The two voluntary organisations encourage decision makers to fully roll-out the national electronic patient health records for primary care and to improve communication between primary and secondary care by investing in the digital interfaces needed to put all patient information from different medical branches available online.

They also request a route for all family doctors to be able to apply for free (Schedule V) medication on behalf of their patients; to make more investigations available to all family doctors and to make permanent the shortcuts to bureaucratic triangulations that worked so well during the last months. All the above would improve the patient experience of the health service. They would decrease the number of stops needed and days taken off work to access health services.

They would also decrease costs of hospital consultations, as well as allowing the hospital consultants to focus on the more needy cases. The MCFD and APFD encourage decision makers to invest in the participation of Family Doctors in the prevention of cancer, to complement the massive investment made in the past years in screening, early diagnosis, treatment and hospital management. Finally, the two Voluntary Organisations urge decision makers to create a research fund for primary care that includes research into the prevention of cancer in its broad sense.

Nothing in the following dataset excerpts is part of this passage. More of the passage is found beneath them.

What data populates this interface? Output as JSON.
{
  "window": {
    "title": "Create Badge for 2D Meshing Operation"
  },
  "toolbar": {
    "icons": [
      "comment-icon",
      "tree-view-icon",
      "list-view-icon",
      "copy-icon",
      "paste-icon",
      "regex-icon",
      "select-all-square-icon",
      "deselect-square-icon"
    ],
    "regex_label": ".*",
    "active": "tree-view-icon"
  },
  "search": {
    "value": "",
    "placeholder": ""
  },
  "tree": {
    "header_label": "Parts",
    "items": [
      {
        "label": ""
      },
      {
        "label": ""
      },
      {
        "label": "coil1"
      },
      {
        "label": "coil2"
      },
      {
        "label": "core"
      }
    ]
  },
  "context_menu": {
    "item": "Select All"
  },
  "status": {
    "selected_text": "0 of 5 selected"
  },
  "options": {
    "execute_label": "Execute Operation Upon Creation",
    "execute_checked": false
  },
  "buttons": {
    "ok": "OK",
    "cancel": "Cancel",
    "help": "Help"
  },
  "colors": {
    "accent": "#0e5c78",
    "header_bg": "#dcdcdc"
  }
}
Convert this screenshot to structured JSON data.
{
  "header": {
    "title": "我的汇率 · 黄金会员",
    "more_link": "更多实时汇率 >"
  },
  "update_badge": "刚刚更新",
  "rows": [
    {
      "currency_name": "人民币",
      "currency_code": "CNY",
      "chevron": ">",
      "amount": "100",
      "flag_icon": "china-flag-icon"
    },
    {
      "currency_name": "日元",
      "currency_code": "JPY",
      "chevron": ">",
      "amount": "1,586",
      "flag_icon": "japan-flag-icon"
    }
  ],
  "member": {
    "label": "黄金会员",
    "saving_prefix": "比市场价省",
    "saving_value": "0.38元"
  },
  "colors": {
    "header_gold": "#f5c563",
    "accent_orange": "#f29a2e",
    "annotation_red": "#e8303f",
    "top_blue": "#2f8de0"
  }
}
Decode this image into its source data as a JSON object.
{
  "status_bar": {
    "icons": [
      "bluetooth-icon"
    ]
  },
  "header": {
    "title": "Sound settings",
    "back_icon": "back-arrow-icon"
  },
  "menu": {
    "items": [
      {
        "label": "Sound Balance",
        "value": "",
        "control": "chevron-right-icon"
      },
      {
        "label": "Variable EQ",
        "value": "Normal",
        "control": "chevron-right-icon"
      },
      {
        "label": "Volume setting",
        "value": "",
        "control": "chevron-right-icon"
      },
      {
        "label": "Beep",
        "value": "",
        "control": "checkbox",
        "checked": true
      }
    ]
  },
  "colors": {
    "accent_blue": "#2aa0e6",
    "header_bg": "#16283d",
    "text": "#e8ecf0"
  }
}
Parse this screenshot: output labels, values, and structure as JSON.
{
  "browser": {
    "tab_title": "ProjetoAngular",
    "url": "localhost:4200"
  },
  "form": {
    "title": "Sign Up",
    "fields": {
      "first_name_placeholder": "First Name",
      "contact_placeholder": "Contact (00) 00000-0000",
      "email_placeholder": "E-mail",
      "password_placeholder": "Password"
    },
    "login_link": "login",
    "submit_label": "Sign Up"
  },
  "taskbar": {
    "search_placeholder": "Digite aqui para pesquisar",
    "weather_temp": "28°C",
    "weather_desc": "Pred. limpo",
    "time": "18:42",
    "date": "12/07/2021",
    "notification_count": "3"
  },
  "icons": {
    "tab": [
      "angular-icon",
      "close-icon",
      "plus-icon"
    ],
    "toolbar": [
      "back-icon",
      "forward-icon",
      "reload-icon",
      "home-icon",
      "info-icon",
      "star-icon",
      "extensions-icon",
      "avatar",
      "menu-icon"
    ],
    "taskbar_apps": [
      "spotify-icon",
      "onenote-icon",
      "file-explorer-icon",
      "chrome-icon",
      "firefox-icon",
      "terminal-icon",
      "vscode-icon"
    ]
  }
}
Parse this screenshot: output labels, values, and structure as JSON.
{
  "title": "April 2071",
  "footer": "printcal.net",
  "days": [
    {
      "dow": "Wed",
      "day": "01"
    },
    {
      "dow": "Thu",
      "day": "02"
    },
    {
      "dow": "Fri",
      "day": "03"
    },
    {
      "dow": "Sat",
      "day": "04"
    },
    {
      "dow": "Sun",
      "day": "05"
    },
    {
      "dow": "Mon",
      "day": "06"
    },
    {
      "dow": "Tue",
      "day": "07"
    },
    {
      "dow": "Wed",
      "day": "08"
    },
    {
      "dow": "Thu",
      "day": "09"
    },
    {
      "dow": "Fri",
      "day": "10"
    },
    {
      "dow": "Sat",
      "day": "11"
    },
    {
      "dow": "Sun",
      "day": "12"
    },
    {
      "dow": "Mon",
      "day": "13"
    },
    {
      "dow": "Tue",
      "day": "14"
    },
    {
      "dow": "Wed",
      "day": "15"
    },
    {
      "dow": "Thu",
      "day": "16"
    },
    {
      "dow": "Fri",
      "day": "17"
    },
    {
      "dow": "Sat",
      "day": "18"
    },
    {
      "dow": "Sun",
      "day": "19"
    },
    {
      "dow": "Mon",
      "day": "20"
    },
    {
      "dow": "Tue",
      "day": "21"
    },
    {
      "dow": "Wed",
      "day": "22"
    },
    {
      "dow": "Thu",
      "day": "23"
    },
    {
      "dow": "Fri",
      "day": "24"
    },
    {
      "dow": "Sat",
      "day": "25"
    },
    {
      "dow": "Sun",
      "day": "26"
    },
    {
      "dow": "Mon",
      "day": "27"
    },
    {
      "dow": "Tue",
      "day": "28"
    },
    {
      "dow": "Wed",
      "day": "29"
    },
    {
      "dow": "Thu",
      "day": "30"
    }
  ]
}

The Malta College of Family Doctors (MCFD) is a Voluntary Organisation (VO/0973) that strives to improve the academic and clinical performance of family doctors (known as “ittobba tal-familja” or “general practitioners”) and the standards of primary health care in our country.

The Association of Private Family Doctors (APFD) is a Voluntary Organisation (VO/1803) that strives to improve family medicine and primary health care in our country on behalf of the private family doctors (known as “it-tobba tal-familja” or “general practitioners”) and their patients.